February 16, 2010

Bringing it back

The snow has fallen - bringing us our fourth snow day of the year at PHS and our snowiest February ever in the Cincinnati area - and the world is fairly well blanketed by the two feet of snow that have fallen in the past week and a half.  It's a mess out there, folks.

And still, Children's Hospital in Cincinnati is, I'm sure, open and treating patients who can't take a day off from their chemotherapy, from their radiation, from their fight to live another few days or weeks or - if they dare to dream - years. 

I get to spend another day on the couch, working through Super Mario Brothers Wii, doing another load of laundry or two, watching the dogs romp through the backyard, and playing on the internet because mother nature has been kind enough to grace me with her snowy form of hooky.

Other families get to call the cab company and hope for a ride to the hospital.  They get to wake up after spending another in an endless string of nights in the intensive care unit, holding their child's hand in hopes that they will get to eventually take that child home.  They live out of suitcases, take short trips to their house, and come back day after day no matter the conditions of the roads.  Driveways go unshoveled because they have to be back at the hospital if their child is to have any hope to fight the disease that mother nature has been unkind enough to grace them with.

If they're lucky - if their child fights the odds and gets to head home - then they get to spend another few years fighting for the educational assistance that their child is likely to need for the rest of their school career as the life-sustaining chemotherapy often causes damage to developing brains leaving their daughter, their son with learning disabilities and challenges that no one - much less a child who has fought for their life - should have to suffer.

Those children might grow up to be sterile, might have stunted growth patterns, might never have the same opportunities to thrive and survive that you and I will likely have because of the harshness of the treatments that they had to undergo as developing young people.

But still, every day the chances that those children will survive long enough to deal with those added challenges goes up.  The rise in survival rates is incremental when looked at over small scales, but are staggering when viewed over the sixty year history since the Leukemia & Lymphoma Society has been working:
  • From 1960 to 1963, the five-year relative survival rate among Americans of European descent with leukemia was 14 percent.  From 1975 to 1977, the five-year relative survival rate for all persons with leukemia jumped to 35 percent, and from 1999 to 2005 the overall relative survival rate was 54 percent. The relative survival rates differ by the person's age at diagnosis, gender, race and the type of leukemia. (source)
  • The five-year relative survival rate for patients with Hodgkin lymphoma has increased dramatically from 40 percent in whites from 1960 to 1963 to more than 86 percent for all races from 1999 to 2005.  Five-year relative survival rates are 91.8 percent for all patients who were less than 45 years old at diagnosis.  (source)
  • The five-year relative survival has increased from 12 percent in 1960 to 1963 for whites to 37.1 percent from 1999 to 2005 for all races and ethnicities.  The three-year survival rate as of January 2006 was nearly 56 percent.  (source)
The simple truth is that people are fighting to live, and because of the work that the Leukemia and Lymphoma Society is doing, people are winning that fight more and more often than they ever have before.
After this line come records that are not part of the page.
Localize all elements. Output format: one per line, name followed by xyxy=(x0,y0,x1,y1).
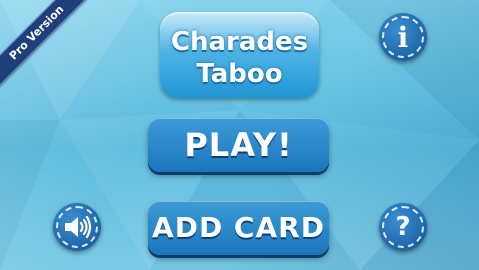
app-logo: Charades Taboo xyxy=(160,12,319,98)
sound-toggle-button[interactable] xyxy=(53,203,101,251)
info-button[interactable]: i xyxy=(379,13,427,61)
logo-title-line2: Taboo xyxy=(196,59,283,89)
add-card-button[interactable]: ADD CARD xyxy=(148,201,329,255)
help-icon: ? xyxy=(395,212,411,242)
help-button[interactable]: ? xyxy=(379,203,427,251)
logo-title-line1: Charades xyxy=(170,27,309,57)
info-icon: i xyxy=(397,20,409,54)
play-button[interactable]: PLAY! xyxy=(148,118,329,172)
speaker-icon xyxy=(53,203,101,251)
And some small part of the fight is being won because of Princeton High School's Pasta for Pennies Campaign.

Over the decade in which PHS has been involved in the campaign, we have raised of $325,000 to fund research into, subsidize patient services for, and educate young people about blood cancers.

I have spent enough time on this blog explaining why this campaign matter to me, why I own a copy of A Lion in the House, why I hate the Girl Scouts, that I would hope every one of you understands what this charity means to me, so I won't belabor the point further.

I have said it before, and I will close with exactly the same words that I closed with a year ago...

If you can, please take a moment and make a donation to the Leukemia and Lymphoma Society. You can donate via our campaign by going to this website and choosing the [Click Here to Contribute button].

You can also send us a check at the following address...
Lonnie Dusch
Princeton High School
11080 Chester Rd
Cincinnati, OH 45246
If you're a little cash poor right now, then give the Society your time. Collect on your dorm floor...ask your neighbors for donations...contact your local LLS chapter and see what you can do to help out...sign yourself and your friends - or sports team - up for our 5K...find a school in your area that participates in the Pasta for Pennies or Pennies for Patients program and make a donation through them...

Just give something.

It's too important not to.

1 comment:

Lee said...

Hey, just to let you know, your link to the campaign website didn't work.

Good luck this year raising $42,010!